Fair cop, dL. We are well and truly busted. We tend to concentrate on the liberating aspects of technology, the adaptive superiority of decentralized networks versus centralized hierarchies, etc., and this may have led us into forgetfulness with respect to two important facts:
First, the state has a head start of several hundred years on the modern market anarchist movement. It’s got a lot of what I’ll call, for lack of better terminology, “installed plant.” Not just physical infrastructure and internally evolved networks for the maintenance of that infrastructure, but “buy-in” from a significant percentage of the population who either make their livings doing the maintenance, or who just simply can’t yet imagine trading their existing ways of life (however many the down sides) for what’s promised in a pot of anarchist message. It’s definitely an uphill struggle, Internet or no Internet.
Secondly, when considering the probable reaction of the state should it come to understand that it’s losing that struggle, I keep coming back to a line uttered by the Architect in the film Matrix Revolutions: “There are levels of survival we are prepared to accept.”
An underlying assumption in the “liberal West” is that our governments — the same governments which don’t give a second thought to lobbing a few 500-pound bombs into a wedding party in Kandahar or a commuter train in Belgrade, or murdering half a million Iraqi children with disease through starvation sanctions and routine bombing of sanitary systems — would never, ever, ever shut down “their own” electrical grids or nuke “their own” cities or, yes, throw whatever “Internet kill switches” they might have at their disposal, even if doing so represented their last shot at clinging to power for another day.
That assumption is, I think, unjustified.
The purpose of political government is to suck the blood out of the productive class and pump it into the waiting veins of the political class.
The dilemma of the political class is figuring out how much blood it can take without killing the involuntary donor altogether.
And frankly, the political class only cares whether that donor is sitting at a desk fidgeting with sales forecasts in a high-rise office building, versus staring at the rear end of a plow horse a few yards from a one-room shack lit with candles, to the extent that one activity may produce more and richer blood than the other.
If it comes down to a choice between giving up your blood altogether or reverting to extracting it in a pre-technological or even pre-industrial environment, I don’t doubt for a minute that the operatives of the political class will choose the latter course.
In point of fact, a great many human beings — perhaps a majority on the planet! — still live lives that more closely resemble a remake of Monty Python and the Holy Grail (with the anachronisms but sans the humor) than the lives of those pulling this article through fiber optic networks and onto their flat-screen monitors.

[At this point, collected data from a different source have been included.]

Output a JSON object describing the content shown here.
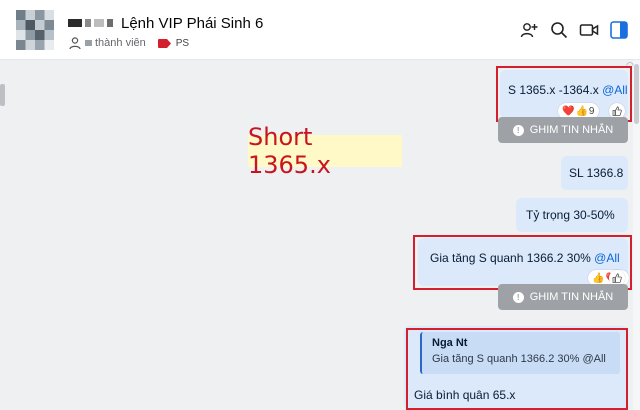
{
  "header": {
    "title": "Lệnh VIP Phái Sinh 6",
    "members_label": "thành viên",
    "tag_label": "PS",
    "tag_color": "#d3202f",
    "buttons": [
      "add-member-icon",
      "search-icon",
      "video-call-icon",
      "sidebar-toggle-icon"
    ]
  },
  "messages": [
    {
      "text": "S 1365.x -1364.x ",
      "mention": "@All",
      "reactions": {
        "icons": [
          "heart",
          "thumbs-up"
        ],
        "count": "9"
      }
    },
    {
      "pin_label": "GHIM TIN NHẮN"
    },
    {
      "text": "SL 1366.8"
    },
    {
      "text": "Tỷ trọng 30-50%"
    },
    {
      "text": "Gia tăng S  quanh 1366.2 30% ",
      "mention": "@All",
      "reactions": {
        "icons": [
          "thumbs-up",
          "heart"
        ],
        "count": "6"
      }
    },
    {
      "pin_label": "GHIM TIN NHẮN"
    },
    {
      "quote_author": "Nga Nt",
      "quote_text": "Gia tăng S quanh 1366.2 30% @All",
      "text": "Giá bình quân 65.x"
    }
  ],
  "overlay_text": "Short 1365.x",
  "colors": {
    "bubble": "#dbe9fb",
    "pin": "#9ea2a6",
    "highlight_frame": "#d3202f",
    "mention": "#0a66d8"
  }
}
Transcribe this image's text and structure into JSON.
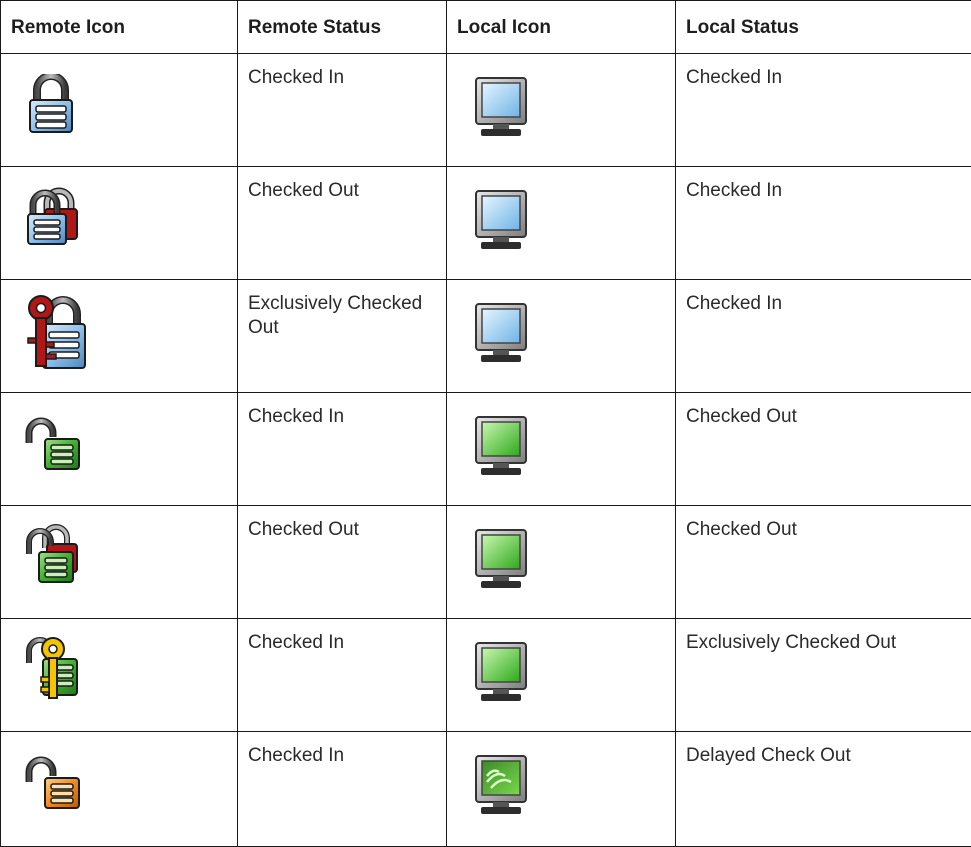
{
  "table": {
    "headers": {
      "remote_icon": "Remote Icon",
      "remote_status": "Remote Status",
      "local_icon": "Local Icon",
      "local_status": "Local Status"
    },
    "rows": [
      {
        "remote_icon": "blue-closed-padlock-icon",
        "remote_status": "Checked In",
        "local_icon": "blue-screen-monitor-icon",
        "local_status": "Checked In"
      },
      {
        "remote_icon": "blue-padlock-red-lock-icon",
        "remote_status": "Checked Out",
        "local_icon": "blue-screen-monitor-icon",
        "local_status": "Checked In"
      },
      {
        "remote_icon": "blue-padlock-red-key-icon",
        "remote_status": "Exclusively Checked Out",
        "local_icon": "blue-screen-monitor-icon",
        "local_status": "Checked In"
      },
      {
        "remote_icon": "green-open-padlock-icon",
        "remote_status": "Checked In",
        "local_icon": "green-screen-monitor-icon",
        "local_status": "Checked Out"
      },
      {
        "remote_icon": "green-padlock-red-lock-icon",
        "remote_status": "Checked Out",
        "local_icon": "green-screen-monitor-icon",
        "local_status": "Checked Out"
      },
      {
        "remote_icon": "green-padlock-yellow-key-icon",
        "remote_status": "Checked In",
        "local_icon": "green-screen-monitor-icon",
        "local_status": "Exclusively Checked Out"
      },
      {
        "remote_icon": "orange-open-padlock-icon",
        "remote_status": "Checked In",
        "local_icon": "green-wave-monitor-icon",
        "local_status": "Delayed Check Out"
      }
    ]
  },
  "colors": {
    "border": "#1a1a1a",
    "lock_blue": "#8fc0ea",
    "lock_green": "#3fae2e",
    "lock_red": "#b01818",
    "lock_orange": "#f08a1c",
    "key_yellow": "#f2c500",
    "screen_blue": "#bfe2fb",
    "screen_green": "#62d63a"
  }
}
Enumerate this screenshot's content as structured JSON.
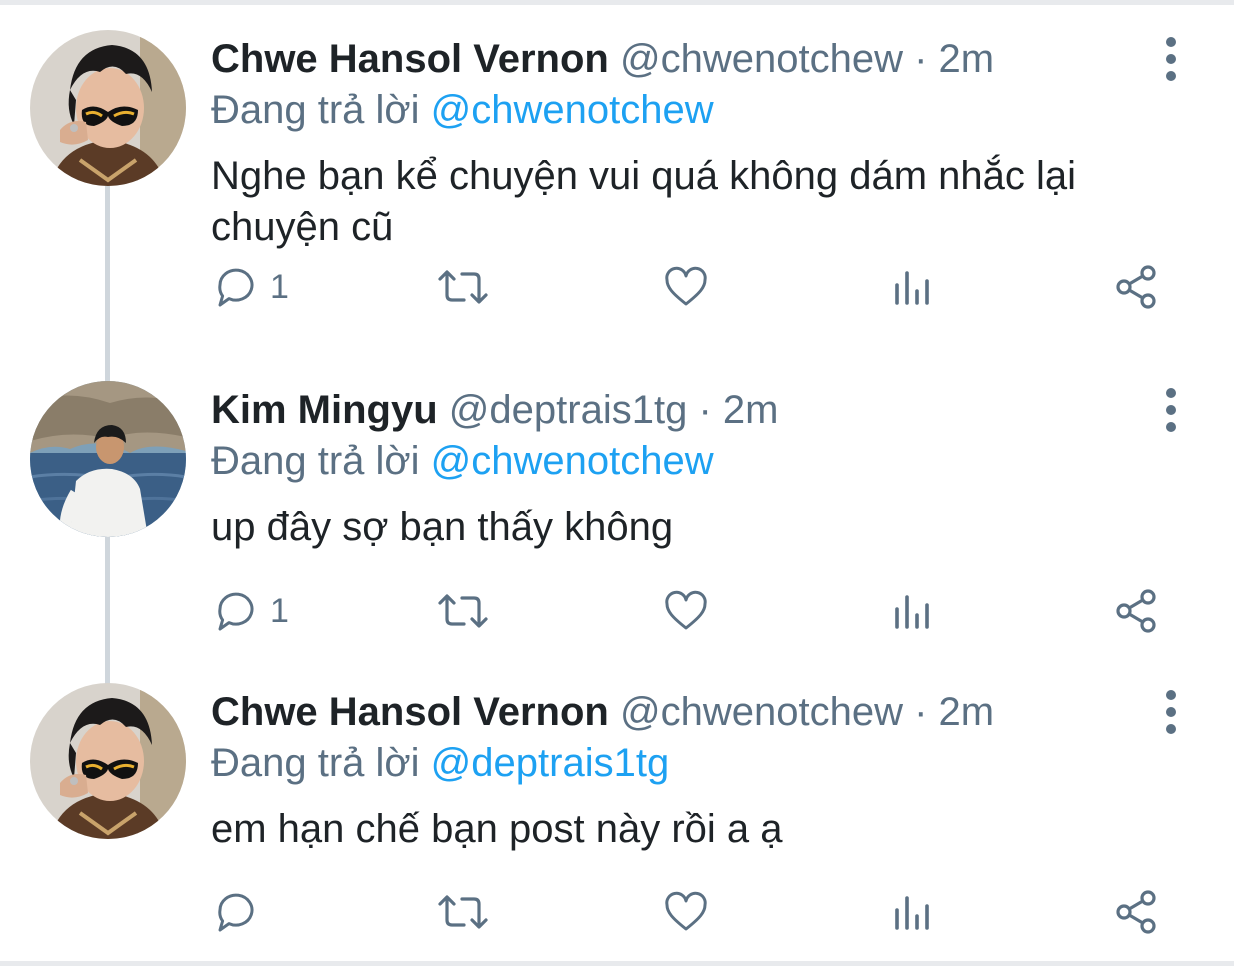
{
  "labels": {
    "replying_to": "Đang trả lời",
    "separator": "·"
  },
  "colors": {
    "name": "#1e2327",
    "secondary": "#5b7083",
    "mention": "#1da1f2",
    "thread_line": "#cfd6dc"
  },
  "tweets": [
    {
      "name": "Chwe Hansol Vernon",
      "handle": "@chwenotchew",
      "time": "2m",
      "reply_to": "@chwenotchew",
      "text": "Nghe bạn kể chuyện vui quá không dám nhắc lại chuyện cũ",
      "reply_count": "1",
      "avatar": "person-sunglasses-avatar"
    },
    {
      "name": "Kim Mingyu",
      "handle": "@deptrais1tg",
      "time": "2m",
      "reply_to": "@chwenotchew",
      "text": "up đây sợ bạn thấy không",
      "reply_count": "1",
      "avatar": "person-by-sea-avatar"
    },
    {
      "name": "Chwe Hansol Vernon",
      "handle": "@chwenotchew",
      "time": "2m",
      "reply_to": "@deptrais1tg",
      "text": "em hạn chế bạn post này rồi a ạ",
      "reply_count": "",
      "avatar": "person-sunglasses-avatar"
    }
  ],
  "icons": {
    "reply": "reply-icon",
    "retweet": "retweet-icon",
    "like": "heart-icon",
    "analytics": "analytics-icon",
    "share": "share-icon",
    "more": "more-vertical-icon"
  }
}
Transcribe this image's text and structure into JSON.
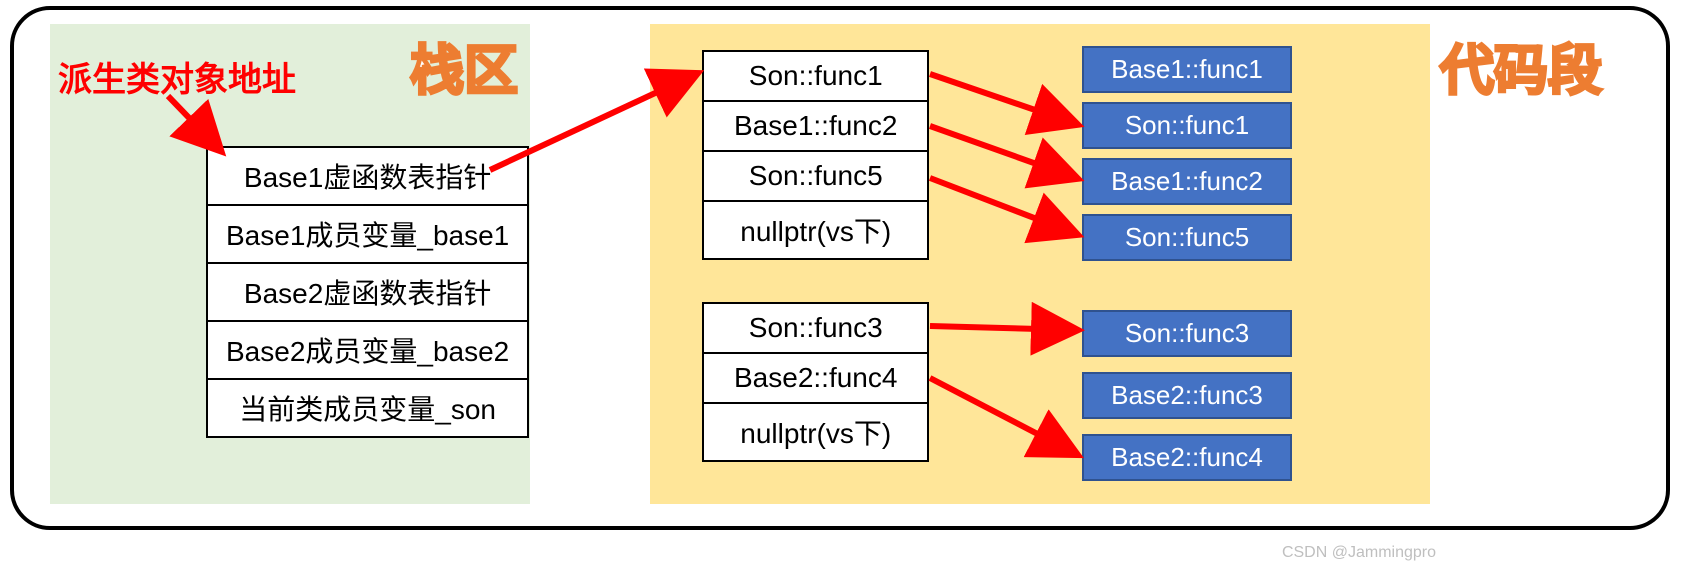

They live those lives precisely because their governments fear them too much to let them advance into the 21st century. And our governments, the western “liberal democracies,” likewise consider such freedom as they currently accommodate an “experiment” on which they’re fully prepared to pull the plug if they must and if they can.
On the other hand, it seems to me that our best chance of preventing the state from literally “getting medieval on our asses,” or of undoing the push back to the dark ages should it ever come, lies in maximum utilization of the tools at our disposal while they remain at our disposal. The faster we build the new society inside the shell of the old, the less we find ourselves at the mercy of those who will maintain the old at all costs.